Indian-American scientist develops arsenic-resistant Bt rice

May 8th, 2008 - 2:42 pm ICT by admin  

A file-photo of University of Massachusetts

Washington, May 8 (IANS) The presence of arsenic in the soil in parts of eastern India and Bangladesh has adversely affected rice production, as also the health of people who eat the contaminated rice. Scientists now claim to have a solution to the problem: genetically engineered rice plants that resist intake of the toxin.

Already more than 300,000 people in West Bengal and Bangladesh have developed cancer by drinking contaminated water and eating contaminated rice, said Om Parkash of the University of Massachusetts, who has genetically engineered rice plants that block arsenic intake.

“By increasing the activity of certain genes, we can create strains of rice highly resistant to arsenic and other toxic metals,” said Parkash, a plant, soil and insect scientist.

“Rice plants modified in this way accumulate several-fold less arsenic in their above-ground tissues, and produce six to seven times more biomass, making the rice safer to eat and more productive.”

This could help alleviate the current worldwide rice shortage, added Prakash.

More than 80 percent of the world’s population depends on rice as a staple food.

Deep tube wells installed to provide drinking water in Bangladesh and other countries are supplying water with naturally occurring levels of arsenic that greatly exceed safe limits.
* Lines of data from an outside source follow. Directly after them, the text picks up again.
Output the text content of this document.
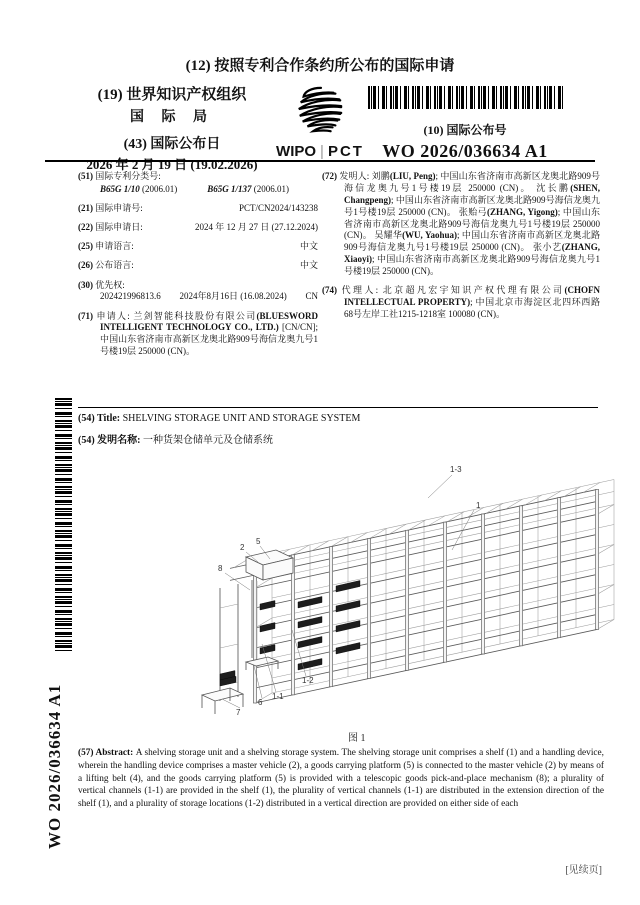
(12) 按照专利合作条约所公布的国际申请
(19) 世界知识产权组织
国 际 局
(43) 国际公布日
2026 年 2 月 19 日 (19.02.2026)
WIPO | PCT
(10) 国际公布号
WO 2026/036634 A1
(51) 国际专利分类号:
B65G 1/10 (2006.01)	B65G 1/137 (2006.01)
(21) 国际申请号:	PCT/CN2024/143238
(22) 国际申请日:	2024 年 12 月 27 日 (27.12.2024)
(25) 申请语言:	中文
(26) 公布语言:	中文
(30) 优先权:
202421996813.6 2024年8月16日 (16.08.2024) CN
(71) 申请人: 兰剑智能科技股份有限公司(BLUESWORD INTELLIGENT TECHNOLOGY CO., LTD.) [CN/CN]; 中国山东省济南市高新区龙奥北路909号海信龙奥九号1号楼19层 250000 (CN)。
(72) 发明人: 刘鹏(LIU, Peng); 中国山东省济南市高新区龙奥北路909号海信龙奥九号1号楼19层 250000 (CN)。 沈长鹏(SHEN, Changpeng); 中国山东省济南市高新区龙奥北路909号海信龙奥九号1号楼19层 250000 (CN)。 张贻弓(ZHANG, Yigong); 中国山东省济南市高新区龙奥北路909号海信龙奥九号1号楼19层 250000 (CN)。 吴耀华(WU, Yaohua); 中国山东省济南市高新区龙奥北路909号海信龙奥九号1号楼19层 250000 (CN)。 张小艺(ZHANG, Xiaoyi); 中国山东省济南市高新区龙奥北路909号海信龙奥九号1号楼19层 250000 (CN)。
(74) 代理人: 北京超凡宏宇知识产权代理有限公司(CHOFN INTELLECTUAL PROPERTY); 中国北京市海淀区北四环西路68号左岸工社1215-1218室 100080 (CN)。
(54) Title: SHELVING STORAGE UNIT AND STORAGE SYSTEM
(54) 发明名称: 一种货架仓储单元及仓储系统
1-3
1
2
5
8
1-2
1-1
6
7
图 1
(57) Abstract: A shelving storage unit and a shelving storage system. The shelving storage unit comprises a shelf (1) and a handling device, wherein the handling device comprises a master vehicle (2), a goods carrying platform (5) is connected to the master vehicle (2) by means of a lifting belt (4), and the goods carrying platform (5) is provided with a telescopic goods pick-and-place mechanism (8); a plurality of vertical channels (1-1) are provided in the shelf (1), the plurality of vertical channels (1-1) are distributed in the extension direction of the shelf (1), and a plurality of storage locations (1-2) distributed in a vertical direction are provided on either side of each
[见续页]
WO 2026/036634 A1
Groundwater is then being used to irrigate rice paddies, and this irrigation is causing a build-up of arsenic in topsoil that is toxic to the rice plants, reducing the amount of rice that can be produced in a given area.

Arsenic is also present in the rice straw used as animal fodder, causing arsenic to enter the food chain in dairy products and meat, and affecting the health of animals.

“The World Health Organisation has dubbed this one of the major environmental disasters in human history,” Prakash said.

Parkash is currently working with the UMass Amherst Office of Commercial Ventures and Intellectual Property and several interested companies to bring this technology to market.

“Basically, the companies will use our gene constructs in new or existing rice lines, producing hybrid rice that will go through the cultivation and seed production stage,” he said.

“Then the new strains of rice will be commercialised and brought to market.”